Educating students about the problems of hunger in the world is a top priority for Mary Lynn Morin. Every year she dedicates time to discovering new, more innovative ways to raise awareness at Winman Junior High school about this global issue. She is tireless in her pursuit to encourage children in her community to take action and lend a helping hand to those who are less fortunate. In fact, Morin helped write the Feinstein junior high program on hunger awareness that is now used in schools across the state. The program was created in conjunction with the Feinstein Foundation, a philanthropic organization.
In her capacity as coordinator of the community service program at Winman, Morin has recruited the participation of other teachers in the school. She also acts as a consultant while donating many additional hours of uncompensated time outside of school to hunger awareness and prevention initiatives. In 1996, Morin and her students sponsored a hunger poetry contest that generated poetry submissions from teachers, students, administrators, secretaries and janitors. The widespread support for the event brought the issue of hunger and homelessness to the attention of the entire school population. The contest resulted in the creation of Hungry and Homeless: An Anthology of Poetry about the Homeless, a poetry compilation that was purchased by Barnes & Noble Bookstore. In 1997, Morin's classes compiled a cookbook titled Help for Hungry Stomachs, which contained recipes and personal comments from such notable people as President Clinton, the First Lady and Senator Chafee. Students learned about hunger, its causes and effects, while conducting research for the cookbook.
On January 29, 1998, Winman held its first Hunger Banquet, an awareness and fund-raising event organized by Morin and her students. What was unique about the event was the way in which the banquet dramatized world hunger. Fifteen percent of the ticket-holders were served a well-balanced meal, 30% were served rice and beans, and the remaining 55% only received a handful of rice and water. A soup kitchen was open to the 85% who received meager meals, emphasizing the efforts of those who help the needy. A total of $1,000 was raised at the banquet and donated to Rhode Islander's for a Hunger Free State. The money raised from cookbook sales and the banquet was matched by the Feinstein Foundation and all proceeds went to Rhode Island charities.

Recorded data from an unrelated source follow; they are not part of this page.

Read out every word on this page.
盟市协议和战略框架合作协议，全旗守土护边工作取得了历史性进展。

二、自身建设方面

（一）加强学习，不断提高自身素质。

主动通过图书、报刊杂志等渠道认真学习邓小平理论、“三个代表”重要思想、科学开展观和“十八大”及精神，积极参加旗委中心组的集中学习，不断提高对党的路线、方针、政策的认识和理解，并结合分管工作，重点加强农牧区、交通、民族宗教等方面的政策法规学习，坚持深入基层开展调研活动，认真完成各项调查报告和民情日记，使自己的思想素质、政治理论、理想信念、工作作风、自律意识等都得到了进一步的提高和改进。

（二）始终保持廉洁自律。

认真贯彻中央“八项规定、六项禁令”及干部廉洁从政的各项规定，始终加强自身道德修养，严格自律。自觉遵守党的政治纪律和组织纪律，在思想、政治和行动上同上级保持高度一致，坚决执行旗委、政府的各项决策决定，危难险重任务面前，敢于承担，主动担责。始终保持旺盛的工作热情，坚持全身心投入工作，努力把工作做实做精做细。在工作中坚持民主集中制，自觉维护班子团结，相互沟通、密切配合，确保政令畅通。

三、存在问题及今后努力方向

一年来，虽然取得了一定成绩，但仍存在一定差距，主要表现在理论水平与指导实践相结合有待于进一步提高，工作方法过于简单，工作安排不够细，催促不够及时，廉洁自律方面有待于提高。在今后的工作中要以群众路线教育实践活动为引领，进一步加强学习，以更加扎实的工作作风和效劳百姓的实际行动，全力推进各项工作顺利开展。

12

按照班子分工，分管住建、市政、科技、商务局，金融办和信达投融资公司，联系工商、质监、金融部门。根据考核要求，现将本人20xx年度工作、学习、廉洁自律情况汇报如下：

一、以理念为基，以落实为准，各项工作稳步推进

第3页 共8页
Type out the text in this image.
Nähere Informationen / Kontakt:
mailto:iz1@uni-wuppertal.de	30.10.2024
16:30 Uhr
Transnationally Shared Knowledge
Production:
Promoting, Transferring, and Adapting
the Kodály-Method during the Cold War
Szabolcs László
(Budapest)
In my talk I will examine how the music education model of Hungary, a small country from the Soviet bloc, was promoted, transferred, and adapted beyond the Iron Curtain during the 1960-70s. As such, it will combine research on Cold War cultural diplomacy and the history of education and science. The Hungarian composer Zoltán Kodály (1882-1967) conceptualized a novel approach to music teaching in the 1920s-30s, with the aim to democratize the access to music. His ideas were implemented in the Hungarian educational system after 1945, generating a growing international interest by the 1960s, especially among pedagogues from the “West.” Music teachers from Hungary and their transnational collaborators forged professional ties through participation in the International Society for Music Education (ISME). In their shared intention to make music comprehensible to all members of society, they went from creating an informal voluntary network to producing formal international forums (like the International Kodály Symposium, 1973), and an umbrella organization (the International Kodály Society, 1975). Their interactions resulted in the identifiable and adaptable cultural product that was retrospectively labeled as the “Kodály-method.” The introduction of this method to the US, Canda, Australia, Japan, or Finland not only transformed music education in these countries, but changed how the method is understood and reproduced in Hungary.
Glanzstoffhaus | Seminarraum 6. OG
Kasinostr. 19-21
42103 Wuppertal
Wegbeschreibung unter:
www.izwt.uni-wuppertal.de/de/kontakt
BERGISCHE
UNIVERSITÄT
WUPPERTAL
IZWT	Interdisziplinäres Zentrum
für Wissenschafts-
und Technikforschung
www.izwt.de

Morin is still very active in engaging her students in projects about hunger in America. This year they have made a quilt to be raffled off to raise money for their selected charities. Much of the success of the students and their hard work for this cause has been inspired by Morin through her personal dedication to the cause. She has worked to ensure that the problem of hunger and how to fight it remains a constant, ongoing presence in the hearts and minds of the students, faculty and staff.